La cour ajoute seulement à ces motifs pertinents qu'il a été laissé moins d'un mois à l'agent commercial pour « se ressaisir » sur les reproches qui lui était adressés, de surcroît en période de fin d'année peu favorable pour répondre aux sollicitations commerciales, de sorte que la rapidité de la résiliation du contrat par l'appelant sitôt après des griefs formulés pour la première fois, ne permet pas de retenir l'existence d'une faute grave de la part de Mme [Y], et son prétendu délaissement de l'activité de manière si conséquente qu'elle rende impossible le maintien du mandat d'intérêt commun et la priver d'indemnité compensatrice, contrairement à ce qui est allégué par M [F].
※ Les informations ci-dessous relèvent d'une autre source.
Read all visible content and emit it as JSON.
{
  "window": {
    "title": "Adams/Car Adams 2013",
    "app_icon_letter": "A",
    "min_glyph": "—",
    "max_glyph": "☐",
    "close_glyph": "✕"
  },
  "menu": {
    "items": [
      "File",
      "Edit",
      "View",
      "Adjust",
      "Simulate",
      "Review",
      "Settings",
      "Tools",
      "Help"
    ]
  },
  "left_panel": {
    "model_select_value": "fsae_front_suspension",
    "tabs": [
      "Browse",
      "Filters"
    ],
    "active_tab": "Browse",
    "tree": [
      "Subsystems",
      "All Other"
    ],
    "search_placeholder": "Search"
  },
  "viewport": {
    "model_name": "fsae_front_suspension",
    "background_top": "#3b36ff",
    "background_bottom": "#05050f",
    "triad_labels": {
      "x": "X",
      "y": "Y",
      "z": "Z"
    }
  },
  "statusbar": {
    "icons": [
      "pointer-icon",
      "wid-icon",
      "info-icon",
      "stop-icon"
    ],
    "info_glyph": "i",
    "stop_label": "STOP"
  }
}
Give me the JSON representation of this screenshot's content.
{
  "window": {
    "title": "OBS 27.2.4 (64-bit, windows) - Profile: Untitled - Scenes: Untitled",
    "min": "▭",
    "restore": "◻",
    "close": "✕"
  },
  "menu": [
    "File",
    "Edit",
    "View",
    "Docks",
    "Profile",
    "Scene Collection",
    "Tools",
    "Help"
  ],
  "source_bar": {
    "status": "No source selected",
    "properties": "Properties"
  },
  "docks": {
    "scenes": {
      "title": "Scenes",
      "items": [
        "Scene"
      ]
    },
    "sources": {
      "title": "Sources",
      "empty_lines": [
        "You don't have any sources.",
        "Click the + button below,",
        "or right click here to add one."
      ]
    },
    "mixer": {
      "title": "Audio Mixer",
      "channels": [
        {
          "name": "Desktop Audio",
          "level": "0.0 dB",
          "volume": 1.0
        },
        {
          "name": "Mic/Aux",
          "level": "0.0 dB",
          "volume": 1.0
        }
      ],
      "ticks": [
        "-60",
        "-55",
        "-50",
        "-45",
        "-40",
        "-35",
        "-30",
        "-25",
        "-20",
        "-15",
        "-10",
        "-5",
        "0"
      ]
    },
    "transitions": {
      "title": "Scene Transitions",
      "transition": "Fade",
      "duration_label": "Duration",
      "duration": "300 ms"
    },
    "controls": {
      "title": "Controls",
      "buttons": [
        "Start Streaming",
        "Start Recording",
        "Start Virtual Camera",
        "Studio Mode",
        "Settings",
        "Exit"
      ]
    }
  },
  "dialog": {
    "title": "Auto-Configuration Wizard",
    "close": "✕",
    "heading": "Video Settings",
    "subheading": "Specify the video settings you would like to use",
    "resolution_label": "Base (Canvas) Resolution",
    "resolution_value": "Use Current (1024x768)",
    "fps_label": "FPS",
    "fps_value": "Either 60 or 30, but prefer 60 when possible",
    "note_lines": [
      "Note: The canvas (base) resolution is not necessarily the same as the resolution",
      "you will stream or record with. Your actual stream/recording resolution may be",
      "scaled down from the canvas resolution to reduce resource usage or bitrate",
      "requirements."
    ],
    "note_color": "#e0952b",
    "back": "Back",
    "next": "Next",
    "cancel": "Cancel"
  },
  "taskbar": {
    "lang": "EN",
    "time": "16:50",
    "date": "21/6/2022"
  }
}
Le jugement sera confirmé sur ce point.
Sur la responsabilité personnelle de M. [F] en sa qualité de gérant et de liquidateur
Aux termes de l'article L.223-22 du code de commerce, les gérants sont responsables, individuellement ou solidairement, selon le cas, envers la société ou envers les tiers, soit des infractions aux dispositions législatives ou réglementaires applicables aux sociétés à responsabilité limitée, soit des violations des statuts, soit des fautes commises dans leur gestion.
La SARL [F] Marketing avait pour associé unique, gérant, M. [F]; ce dernier a volontairement pris la décision de dissoudre la société [F] markéting dès le 31 octobre 2020 ; décision qui a été publiée le 16 décembre 2020 et M. [F] ayant été désigné comme liquidateur.
La société était alors encore engagée contractuellement avec Mme [G] [Y] qui continuait de travailler pour son profit.
Le premier message a été envoyé le 20 décembre suivant et la lettre recommandée de rupture du contrat pour faute grave, a été adressée le 20 Janvier 2021 soit après la dissolution de la société [F] Marketing ;
Le tribunal a exactement retenu que la liquidation amiable d'une société impose l'apurement intégral du passif ; que les créances litigieuses doivent être garanties par une provision ; et que M. [F] aurait dû prévoir les provisions comptables nécessaires au titre de la rupture du contrat et du solde des éventuelles commissions à régler ; et que la décision de dissolution anticipée de la société, alors que cette dernière était encore engagée contractuellement avec Mme [G] [Y] constitue une faute intentionnelle grave, imputable en propre au gérant, détachable de ses fonctions engageant sa responsabilité personnelle.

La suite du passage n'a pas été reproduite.